I don't like the lack of detail on the short term investment.

I'm glad to see how the gigantic Wulugai ranch worked out. It was one of many worries. Hay sales from the farm have ended, but they don't seem to be much.

I'd like to have a better understanding of the future cattle embryo project. I don't like the fact that the company is claiming that the returns from the project will be surprisingly low (covered in an earlier post). The operations tend to be lumpy and largely non-recurring/opportunistic?

What I like about E-Sea is that it helps provide a lower bound on what the business is worth.

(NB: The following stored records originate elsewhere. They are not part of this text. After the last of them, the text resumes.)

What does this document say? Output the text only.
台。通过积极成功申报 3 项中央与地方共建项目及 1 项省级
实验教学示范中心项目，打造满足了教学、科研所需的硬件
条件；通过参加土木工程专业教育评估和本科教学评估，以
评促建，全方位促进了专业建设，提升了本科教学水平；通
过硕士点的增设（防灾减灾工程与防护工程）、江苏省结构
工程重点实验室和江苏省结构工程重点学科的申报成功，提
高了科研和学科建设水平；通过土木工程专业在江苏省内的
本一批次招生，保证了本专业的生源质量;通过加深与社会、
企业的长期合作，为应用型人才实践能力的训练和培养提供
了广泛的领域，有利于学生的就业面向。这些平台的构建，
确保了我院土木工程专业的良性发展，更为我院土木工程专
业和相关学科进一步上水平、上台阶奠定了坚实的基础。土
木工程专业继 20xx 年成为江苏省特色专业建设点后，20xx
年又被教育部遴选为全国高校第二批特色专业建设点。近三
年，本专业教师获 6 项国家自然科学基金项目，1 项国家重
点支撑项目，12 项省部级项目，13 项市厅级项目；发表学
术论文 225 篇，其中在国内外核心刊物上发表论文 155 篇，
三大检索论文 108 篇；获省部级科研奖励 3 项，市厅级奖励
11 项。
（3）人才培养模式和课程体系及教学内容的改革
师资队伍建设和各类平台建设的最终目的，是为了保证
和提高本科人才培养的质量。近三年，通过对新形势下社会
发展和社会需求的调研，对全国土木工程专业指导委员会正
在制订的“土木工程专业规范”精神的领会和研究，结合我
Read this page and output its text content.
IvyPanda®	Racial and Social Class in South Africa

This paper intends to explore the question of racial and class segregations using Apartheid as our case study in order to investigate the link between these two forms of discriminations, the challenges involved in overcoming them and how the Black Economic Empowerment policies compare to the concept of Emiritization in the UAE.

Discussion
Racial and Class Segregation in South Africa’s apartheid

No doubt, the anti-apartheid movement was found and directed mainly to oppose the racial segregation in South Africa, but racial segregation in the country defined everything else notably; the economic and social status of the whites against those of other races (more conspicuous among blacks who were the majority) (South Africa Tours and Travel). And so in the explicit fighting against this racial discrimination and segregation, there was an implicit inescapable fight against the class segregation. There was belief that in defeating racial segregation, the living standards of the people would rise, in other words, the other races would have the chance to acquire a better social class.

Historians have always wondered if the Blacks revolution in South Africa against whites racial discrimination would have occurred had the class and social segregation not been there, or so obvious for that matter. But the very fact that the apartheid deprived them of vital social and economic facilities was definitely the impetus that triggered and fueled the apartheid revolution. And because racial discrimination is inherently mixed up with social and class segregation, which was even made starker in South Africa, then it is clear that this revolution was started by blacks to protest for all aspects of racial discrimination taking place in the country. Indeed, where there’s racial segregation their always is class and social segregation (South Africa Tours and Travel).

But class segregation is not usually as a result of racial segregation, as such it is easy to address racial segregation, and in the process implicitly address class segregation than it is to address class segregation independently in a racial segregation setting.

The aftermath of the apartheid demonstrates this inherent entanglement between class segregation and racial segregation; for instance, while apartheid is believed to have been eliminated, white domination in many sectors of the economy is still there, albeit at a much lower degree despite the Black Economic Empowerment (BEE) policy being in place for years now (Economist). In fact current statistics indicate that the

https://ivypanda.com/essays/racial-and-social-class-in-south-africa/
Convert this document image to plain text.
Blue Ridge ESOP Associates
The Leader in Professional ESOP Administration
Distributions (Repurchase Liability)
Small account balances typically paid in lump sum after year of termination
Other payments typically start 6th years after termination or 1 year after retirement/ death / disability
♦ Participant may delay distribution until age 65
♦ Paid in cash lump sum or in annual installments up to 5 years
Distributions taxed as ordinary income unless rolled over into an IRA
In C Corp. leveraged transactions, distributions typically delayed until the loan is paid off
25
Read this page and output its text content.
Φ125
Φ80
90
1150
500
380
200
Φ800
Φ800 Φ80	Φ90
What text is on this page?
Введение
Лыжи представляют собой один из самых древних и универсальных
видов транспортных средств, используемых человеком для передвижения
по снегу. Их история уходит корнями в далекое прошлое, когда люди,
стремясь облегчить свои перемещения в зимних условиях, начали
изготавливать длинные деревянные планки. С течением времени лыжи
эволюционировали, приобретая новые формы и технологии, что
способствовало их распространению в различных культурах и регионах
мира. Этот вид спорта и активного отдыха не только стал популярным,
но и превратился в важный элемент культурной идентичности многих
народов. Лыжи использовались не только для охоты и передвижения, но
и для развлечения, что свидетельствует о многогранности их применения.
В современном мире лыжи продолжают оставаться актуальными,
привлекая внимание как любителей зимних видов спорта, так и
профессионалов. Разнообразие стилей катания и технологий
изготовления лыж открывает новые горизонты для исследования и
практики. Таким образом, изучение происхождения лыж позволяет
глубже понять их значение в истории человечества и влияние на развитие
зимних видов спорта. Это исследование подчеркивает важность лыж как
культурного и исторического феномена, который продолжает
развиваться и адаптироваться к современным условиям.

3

The cash is apparently no longer restricted, but the company made that bizarre irrational statement about the US investment.

I've decided to sell all of my shares of ETLT. That was a difficult decision because the stock is arguably very cheap and there's an enormous amount of bad news already priced into it. But I just don't feel comfortable owning this stock.


Unrelated Stuff

Here's an interesting discussion of ETLT at Investment Analysis Group at the Stern School of Business at NYU. I found that they covered pretty much every issue I've had with ETLT. The guy arguing against ETLT is particularly good. It's troubling to see that kids in a non-professional investment club are able to ferret out all of the pros and cons that I've found in a tiny, obscure company halfway around the world. This means any advantage I would have over them would be due to making better decisions based on the same information. The discussion begins at around 30 minutes.

UPDATE same day:
The auditors got back to me on my two questions.

  1. The final edgarized version picked up the incorrect total. The amount should be (11,623,919).

  2. The $200,000 difference is a non-cash charge for the difference in what the employees paid versus the market value of the stock on the date of issuance.
They're contacting legal counsel and EDGAR service to address the first point.

Also I fixed the video discussion link. You should watch it. It's great (but long).